EduPersona: Benchmarking Subjective Ability Boundaries of Virtual Student Agents
This addresses the need for trustworthy deployment of AI in education by providing the first classroom benchmark for subjective abilities, though it is incremental in applying persona modeling to a new domain.
The paper tackles the problem of unassessed subjective abilities in virtual student agents for education by introducing EduPersona, a large-scale benchmark spanning two languages, three subjects, and ten persona types, which shows that persona-fine-tuned LLMs achieve significant improvements: +33.6% in basic coherence, +30.6% in student realism, and +14.9% in long-term persona consistency.

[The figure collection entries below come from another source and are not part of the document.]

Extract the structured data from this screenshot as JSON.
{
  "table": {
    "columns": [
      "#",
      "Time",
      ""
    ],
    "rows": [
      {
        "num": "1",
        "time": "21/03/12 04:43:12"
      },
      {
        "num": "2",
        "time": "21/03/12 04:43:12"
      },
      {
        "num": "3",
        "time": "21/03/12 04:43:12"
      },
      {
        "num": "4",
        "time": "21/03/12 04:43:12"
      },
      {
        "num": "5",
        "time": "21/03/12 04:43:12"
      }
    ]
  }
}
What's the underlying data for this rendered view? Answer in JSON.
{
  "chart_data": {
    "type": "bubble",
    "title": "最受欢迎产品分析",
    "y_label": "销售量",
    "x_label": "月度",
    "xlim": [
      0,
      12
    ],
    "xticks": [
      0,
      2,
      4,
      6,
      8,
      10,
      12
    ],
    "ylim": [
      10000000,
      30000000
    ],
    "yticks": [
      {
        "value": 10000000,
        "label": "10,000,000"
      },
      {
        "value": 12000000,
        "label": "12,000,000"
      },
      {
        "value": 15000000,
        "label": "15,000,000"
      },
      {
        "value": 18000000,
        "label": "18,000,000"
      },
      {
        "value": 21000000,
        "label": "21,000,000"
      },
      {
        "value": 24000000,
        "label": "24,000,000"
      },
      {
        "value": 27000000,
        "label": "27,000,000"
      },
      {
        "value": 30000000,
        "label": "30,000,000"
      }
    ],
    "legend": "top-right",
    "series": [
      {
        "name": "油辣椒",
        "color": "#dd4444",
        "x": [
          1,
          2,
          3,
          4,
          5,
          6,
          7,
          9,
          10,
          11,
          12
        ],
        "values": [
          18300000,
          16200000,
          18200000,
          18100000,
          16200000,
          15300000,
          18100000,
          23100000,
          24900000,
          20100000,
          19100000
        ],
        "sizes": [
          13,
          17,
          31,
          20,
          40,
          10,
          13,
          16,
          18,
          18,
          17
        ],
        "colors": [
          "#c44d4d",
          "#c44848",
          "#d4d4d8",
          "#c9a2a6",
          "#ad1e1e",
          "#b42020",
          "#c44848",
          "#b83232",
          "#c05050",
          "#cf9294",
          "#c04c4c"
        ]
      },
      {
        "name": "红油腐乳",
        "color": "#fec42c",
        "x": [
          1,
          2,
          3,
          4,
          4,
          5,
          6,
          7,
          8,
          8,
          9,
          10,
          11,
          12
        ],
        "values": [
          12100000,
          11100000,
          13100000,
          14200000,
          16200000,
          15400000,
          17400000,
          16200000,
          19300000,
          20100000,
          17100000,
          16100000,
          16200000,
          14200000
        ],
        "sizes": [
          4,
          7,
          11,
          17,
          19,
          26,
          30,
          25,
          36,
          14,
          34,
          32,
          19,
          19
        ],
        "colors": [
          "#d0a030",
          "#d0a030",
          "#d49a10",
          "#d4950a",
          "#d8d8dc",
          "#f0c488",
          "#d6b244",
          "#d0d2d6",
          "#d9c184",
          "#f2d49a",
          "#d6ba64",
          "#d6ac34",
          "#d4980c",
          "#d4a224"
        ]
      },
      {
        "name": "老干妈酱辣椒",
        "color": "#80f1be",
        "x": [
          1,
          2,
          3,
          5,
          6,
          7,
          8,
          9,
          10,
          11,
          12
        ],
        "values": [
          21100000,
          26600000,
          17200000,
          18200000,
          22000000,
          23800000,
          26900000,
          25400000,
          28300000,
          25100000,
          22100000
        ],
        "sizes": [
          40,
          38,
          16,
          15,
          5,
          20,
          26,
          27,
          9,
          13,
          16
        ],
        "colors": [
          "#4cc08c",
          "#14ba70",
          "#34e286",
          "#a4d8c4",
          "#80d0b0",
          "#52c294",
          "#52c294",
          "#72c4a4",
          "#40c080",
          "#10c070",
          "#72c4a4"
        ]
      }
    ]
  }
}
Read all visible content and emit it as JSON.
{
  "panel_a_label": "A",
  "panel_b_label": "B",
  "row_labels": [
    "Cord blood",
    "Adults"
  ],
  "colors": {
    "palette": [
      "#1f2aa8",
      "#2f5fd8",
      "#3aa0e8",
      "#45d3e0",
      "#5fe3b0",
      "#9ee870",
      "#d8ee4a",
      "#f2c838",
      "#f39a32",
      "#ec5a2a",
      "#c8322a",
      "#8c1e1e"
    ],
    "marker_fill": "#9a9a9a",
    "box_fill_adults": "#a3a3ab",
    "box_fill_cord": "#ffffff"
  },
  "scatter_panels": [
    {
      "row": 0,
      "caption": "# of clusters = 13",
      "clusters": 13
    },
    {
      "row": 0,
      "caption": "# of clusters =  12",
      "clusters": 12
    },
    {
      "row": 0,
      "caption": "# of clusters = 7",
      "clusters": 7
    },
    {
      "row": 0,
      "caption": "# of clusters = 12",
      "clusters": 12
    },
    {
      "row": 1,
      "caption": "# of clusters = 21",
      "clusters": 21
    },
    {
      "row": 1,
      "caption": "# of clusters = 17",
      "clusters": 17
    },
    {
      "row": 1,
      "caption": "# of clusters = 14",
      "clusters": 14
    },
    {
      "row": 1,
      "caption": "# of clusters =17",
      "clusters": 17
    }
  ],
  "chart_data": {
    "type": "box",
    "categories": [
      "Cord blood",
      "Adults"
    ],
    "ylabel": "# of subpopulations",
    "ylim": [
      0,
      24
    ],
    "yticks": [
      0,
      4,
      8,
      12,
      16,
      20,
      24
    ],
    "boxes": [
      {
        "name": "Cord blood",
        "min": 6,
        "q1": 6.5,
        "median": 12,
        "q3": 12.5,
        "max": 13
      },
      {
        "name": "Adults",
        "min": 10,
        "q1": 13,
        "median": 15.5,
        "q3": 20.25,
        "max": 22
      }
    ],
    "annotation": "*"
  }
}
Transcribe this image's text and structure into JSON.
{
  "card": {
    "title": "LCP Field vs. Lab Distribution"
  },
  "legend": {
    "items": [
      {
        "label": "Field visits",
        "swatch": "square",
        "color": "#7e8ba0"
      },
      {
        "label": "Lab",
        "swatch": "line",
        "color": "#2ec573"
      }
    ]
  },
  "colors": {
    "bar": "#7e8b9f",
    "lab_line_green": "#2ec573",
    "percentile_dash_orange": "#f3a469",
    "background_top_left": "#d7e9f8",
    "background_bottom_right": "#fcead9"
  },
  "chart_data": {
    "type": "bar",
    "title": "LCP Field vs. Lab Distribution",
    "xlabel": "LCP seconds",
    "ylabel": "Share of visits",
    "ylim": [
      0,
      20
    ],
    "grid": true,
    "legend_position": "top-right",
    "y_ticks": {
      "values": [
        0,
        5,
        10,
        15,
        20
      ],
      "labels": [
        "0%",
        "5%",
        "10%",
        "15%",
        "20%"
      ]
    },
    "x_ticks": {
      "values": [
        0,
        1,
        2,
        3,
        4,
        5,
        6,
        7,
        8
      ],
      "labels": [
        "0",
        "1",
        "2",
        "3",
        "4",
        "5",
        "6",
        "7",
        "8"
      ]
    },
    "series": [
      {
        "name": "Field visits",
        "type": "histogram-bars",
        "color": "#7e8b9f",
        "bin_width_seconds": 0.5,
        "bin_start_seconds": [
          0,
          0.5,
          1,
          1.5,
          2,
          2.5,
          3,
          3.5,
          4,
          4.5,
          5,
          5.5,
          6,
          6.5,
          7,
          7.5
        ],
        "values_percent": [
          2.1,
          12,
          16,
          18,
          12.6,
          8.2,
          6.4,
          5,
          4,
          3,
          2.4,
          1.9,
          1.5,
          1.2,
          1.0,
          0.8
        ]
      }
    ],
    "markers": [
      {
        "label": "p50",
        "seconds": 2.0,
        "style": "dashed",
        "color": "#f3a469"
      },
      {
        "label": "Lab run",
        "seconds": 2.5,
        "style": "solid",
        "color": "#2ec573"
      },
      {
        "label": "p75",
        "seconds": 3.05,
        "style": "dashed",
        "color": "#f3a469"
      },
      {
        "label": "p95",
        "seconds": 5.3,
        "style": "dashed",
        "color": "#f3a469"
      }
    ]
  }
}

As large language models are increasingly integrated into education, virtual student agents are becoming vital for classroom simulation and teacher training. Yet their classroom-oriented subjective abilities remain largely unassessed, limiting understanding of model boundaries and hindering trustworthy deployment. We present EduPersona, a large-scale benchmark spanning two languages, three subjects, and ten persona types based on the Big Five theory. The dataset contains 1,308 authentic classroom dialogue rounds, corresponding to 12,814 teacher-student Q&A turns, and is further expanded through persona stylization into roughly 10 times larger scale (128k turns), providing a solid foundation for evaluation. Building on this resource, we decompose hard-to-quantify subjective performance into three progressive tasks: TASK1 basic coherence (whether behavior, emotion, expression, and voice align with classroom context), TASK2 student realism, and TASK3 long-term persona consistency, thereby establishing an evaluation framework grounded in educational theory and research value. We conduct systematic experiments on three representative LLMs, comparing their original versions with ten persona-fine-tuned variants trained on EduPersona. Results show consistent and significant average improvements across all tasks: TASK1 +33.6%, TASK2 +30.6%, and TASK3 +14.9%. These improvements highlight the dataset's effectiveness and research value, while also revealing the heterogeneous difficulty of persona modeling. In summary, EduPersona delivers the first classroom benchmark centered on subjective abilities, establishes a decoupled and verifiable research paradigm, and we will open-source both the dataset and the framework to support the broader research community in advancing trustworthy and human-like AI for education.